If you deal with machine learning-based systems, you know all about training data. Data must be formatted correctly and be accurate before it’s loaded into an AI model for the purpose of training the model.
Say you’re creating a fraud detection engine using a popular machine learning system in a public cloud. First you create the data set used to train the model: in this case, millions of transactional records with the fraudulent transactions labeled. This allows the model to learn what’s likely fraudulent and what isn’t. Of course, there are different types of training data, some labeled, some not.
Once trained, the model may indeed continue training by learning what’s likely fraudulent and not through experience learning. Indeed, if you had the time, the model could train itself over time by monitoring transactions that humans or other systems mark fraudulent.
What strikes me about this approach to AI training is that you need a sound training data set. In some cases, it can be obtained from open or proprietary training data brokers. In most instances, you format your own data to train the machine learning model. However, what if other trained machine learning models could train models, anywhere and any time?
The idea is not new. Since the advent of AI we’ve toyed with the idea of having one AI engine teach another, either by sharing training data or, better yet, sharing knowledge and experience through direct, automatic interaction. Having one AI engine mentor yours provides outside experience and thus makes the AI model more valuable and effective.
This is easier said than done. Machine learning engines typically don’t talk to each other, even if they are the same software. They are designed from the ground up to be stand-alone learners and interact with non-AI systems or humans. However, inter-AI engine training is on most vendor radar screens.
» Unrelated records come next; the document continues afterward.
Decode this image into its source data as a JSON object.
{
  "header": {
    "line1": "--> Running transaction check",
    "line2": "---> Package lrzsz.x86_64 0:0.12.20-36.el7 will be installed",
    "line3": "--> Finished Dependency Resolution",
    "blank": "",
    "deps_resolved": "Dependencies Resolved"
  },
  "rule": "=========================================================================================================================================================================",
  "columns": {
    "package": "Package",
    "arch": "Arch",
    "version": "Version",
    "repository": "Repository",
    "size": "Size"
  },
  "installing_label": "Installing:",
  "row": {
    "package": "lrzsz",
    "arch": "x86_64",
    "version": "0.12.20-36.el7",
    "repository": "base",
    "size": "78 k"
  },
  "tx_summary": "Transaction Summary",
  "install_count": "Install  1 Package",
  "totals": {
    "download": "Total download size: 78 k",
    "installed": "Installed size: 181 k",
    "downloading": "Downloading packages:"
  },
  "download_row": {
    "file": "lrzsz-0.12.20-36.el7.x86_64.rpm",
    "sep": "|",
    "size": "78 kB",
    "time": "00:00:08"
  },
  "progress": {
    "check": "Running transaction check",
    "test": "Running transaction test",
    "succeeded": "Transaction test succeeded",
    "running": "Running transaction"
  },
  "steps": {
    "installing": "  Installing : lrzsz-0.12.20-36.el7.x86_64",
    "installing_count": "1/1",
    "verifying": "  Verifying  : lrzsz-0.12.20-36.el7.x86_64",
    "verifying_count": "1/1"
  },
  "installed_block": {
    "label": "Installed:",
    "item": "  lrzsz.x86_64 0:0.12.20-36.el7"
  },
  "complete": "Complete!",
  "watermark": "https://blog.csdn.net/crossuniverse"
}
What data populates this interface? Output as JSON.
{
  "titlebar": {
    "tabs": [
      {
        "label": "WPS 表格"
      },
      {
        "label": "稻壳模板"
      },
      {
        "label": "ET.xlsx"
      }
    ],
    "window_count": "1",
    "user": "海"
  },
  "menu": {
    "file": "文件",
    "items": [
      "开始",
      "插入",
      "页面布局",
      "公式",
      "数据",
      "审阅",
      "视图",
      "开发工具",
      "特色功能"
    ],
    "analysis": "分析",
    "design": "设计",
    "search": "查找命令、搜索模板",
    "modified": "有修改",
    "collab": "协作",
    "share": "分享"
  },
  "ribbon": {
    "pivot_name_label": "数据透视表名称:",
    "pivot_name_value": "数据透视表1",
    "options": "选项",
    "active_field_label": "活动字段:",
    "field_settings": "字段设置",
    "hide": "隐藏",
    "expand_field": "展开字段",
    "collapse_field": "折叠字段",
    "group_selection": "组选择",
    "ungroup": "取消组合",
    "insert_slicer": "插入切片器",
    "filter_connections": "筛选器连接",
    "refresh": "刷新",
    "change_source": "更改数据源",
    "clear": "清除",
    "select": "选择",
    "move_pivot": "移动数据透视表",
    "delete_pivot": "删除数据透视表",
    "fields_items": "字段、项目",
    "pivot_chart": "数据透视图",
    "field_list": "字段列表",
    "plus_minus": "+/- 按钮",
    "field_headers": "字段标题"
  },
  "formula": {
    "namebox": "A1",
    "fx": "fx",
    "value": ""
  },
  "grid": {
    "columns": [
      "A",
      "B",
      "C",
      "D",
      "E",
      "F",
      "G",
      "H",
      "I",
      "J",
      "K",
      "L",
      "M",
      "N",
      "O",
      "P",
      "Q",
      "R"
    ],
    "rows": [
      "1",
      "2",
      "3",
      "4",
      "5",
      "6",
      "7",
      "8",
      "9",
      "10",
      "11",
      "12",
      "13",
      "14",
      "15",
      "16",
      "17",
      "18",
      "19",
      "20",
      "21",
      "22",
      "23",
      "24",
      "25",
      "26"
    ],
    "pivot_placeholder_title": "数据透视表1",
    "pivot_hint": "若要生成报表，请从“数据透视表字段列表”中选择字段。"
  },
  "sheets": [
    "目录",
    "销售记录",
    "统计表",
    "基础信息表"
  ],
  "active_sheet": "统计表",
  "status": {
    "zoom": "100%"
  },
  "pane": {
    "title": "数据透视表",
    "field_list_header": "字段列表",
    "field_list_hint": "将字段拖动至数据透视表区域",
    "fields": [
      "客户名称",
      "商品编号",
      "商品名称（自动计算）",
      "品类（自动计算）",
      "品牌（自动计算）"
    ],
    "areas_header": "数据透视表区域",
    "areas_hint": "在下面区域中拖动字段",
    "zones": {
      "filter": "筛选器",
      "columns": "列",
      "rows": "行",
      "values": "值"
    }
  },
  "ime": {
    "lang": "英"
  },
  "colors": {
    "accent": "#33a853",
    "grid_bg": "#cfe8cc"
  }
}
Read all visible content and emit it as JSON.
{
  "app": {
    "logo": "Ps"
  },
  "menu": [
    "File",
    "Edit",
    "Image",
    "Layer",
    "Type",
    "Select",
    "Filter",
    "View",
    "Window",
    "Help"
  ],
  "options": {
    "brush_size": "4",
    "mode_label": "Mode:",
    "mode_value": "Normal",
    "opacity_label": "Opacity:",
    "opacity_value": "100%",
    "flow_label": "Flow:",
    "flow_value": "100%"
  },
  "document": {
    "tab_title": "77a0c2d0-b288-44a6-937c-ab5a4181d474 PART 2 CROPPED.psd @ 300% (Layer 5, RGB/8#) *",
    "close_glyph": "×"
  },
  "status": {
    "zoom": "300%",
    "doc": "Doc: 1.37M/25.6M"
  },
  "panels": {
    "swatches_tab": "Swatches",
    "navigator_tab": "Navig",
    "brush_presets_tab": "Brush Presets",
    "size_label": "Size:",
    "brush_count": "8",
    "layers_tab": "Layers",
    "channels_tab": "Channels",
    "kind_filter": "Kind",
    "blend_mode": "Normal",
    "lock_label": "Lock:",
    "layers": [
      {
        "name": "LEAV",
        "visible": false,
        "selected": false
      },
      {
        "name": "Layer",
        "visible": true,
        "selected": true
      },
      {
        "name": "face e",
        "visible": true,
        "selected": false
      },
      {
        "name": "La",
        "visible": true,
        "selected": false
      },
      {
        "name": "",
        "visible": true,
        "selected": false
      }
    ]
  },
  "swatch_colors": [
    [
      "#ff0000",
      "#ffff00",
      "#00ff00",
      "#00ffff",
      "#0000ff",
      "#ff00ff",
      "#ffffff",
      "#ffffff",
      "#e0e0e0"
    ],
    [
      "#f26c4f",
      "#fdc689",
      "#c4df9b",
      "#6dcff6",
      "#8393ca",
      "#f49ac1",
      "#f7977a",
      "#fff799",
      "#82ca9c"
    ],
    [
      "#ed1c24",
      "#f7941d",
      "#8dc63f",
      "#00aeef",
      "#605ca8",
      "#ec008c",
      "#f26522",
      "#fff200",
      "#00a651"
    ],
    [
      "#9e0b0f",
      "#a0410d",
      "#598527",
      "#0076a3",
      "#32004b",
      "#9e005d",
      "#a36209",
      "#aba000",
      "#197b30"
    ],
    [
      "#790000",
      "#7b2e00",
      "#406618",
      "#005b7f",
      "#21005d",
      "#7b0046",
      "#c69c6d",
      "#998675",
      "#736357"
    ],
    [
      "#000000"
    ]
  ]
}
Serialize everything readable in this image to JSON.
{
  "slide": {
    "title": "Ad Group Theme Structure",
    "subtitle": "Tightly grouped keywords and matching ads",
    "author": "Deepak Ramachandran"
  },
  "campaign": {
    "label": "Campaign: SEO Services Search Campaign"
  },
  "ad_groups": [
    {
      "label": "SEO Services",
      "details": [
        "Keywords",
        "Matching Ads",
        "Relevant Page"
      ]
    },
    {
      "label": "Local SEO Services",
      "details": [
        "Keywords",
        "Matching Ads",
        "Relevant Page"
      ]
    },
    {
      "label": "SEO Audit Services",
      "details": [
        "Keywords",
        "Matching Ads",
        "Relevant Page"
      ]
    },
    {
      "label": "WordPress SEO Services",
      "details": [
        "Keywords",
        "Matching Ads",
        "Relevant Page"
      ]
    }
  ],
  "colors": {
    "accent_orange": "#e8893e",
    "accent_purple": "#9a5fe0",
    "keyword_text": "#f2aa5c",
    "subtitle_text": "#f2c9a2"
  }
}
Lately I’m seeing a few key trends that could change the game:
- First, is the use of on-demand or SaaS-based AI engines that can interact with other AI engines within a public cloud or on-premises. You can think of these as SaaS clouds that specialize in teaching other AI engines about a specific set of skills, everything from spotting fraudulent transactions, to medical diagnostics, to machine maintenance, and more.
- Second, AI engines are able to combine with your taught models, creating an AI superbrain of sorts, not only providing global experiences outside of your domain but combining with your own training data to provide local and global experiences.
I’m bringing this up now because most enterprises need to be aware of these trends if they want to get more value out of AI, including machine learning and deep learning. Moreover, many enterprises are running into a wall of not having enough training data to make machine learning functional. This could be a good way to solve both problems.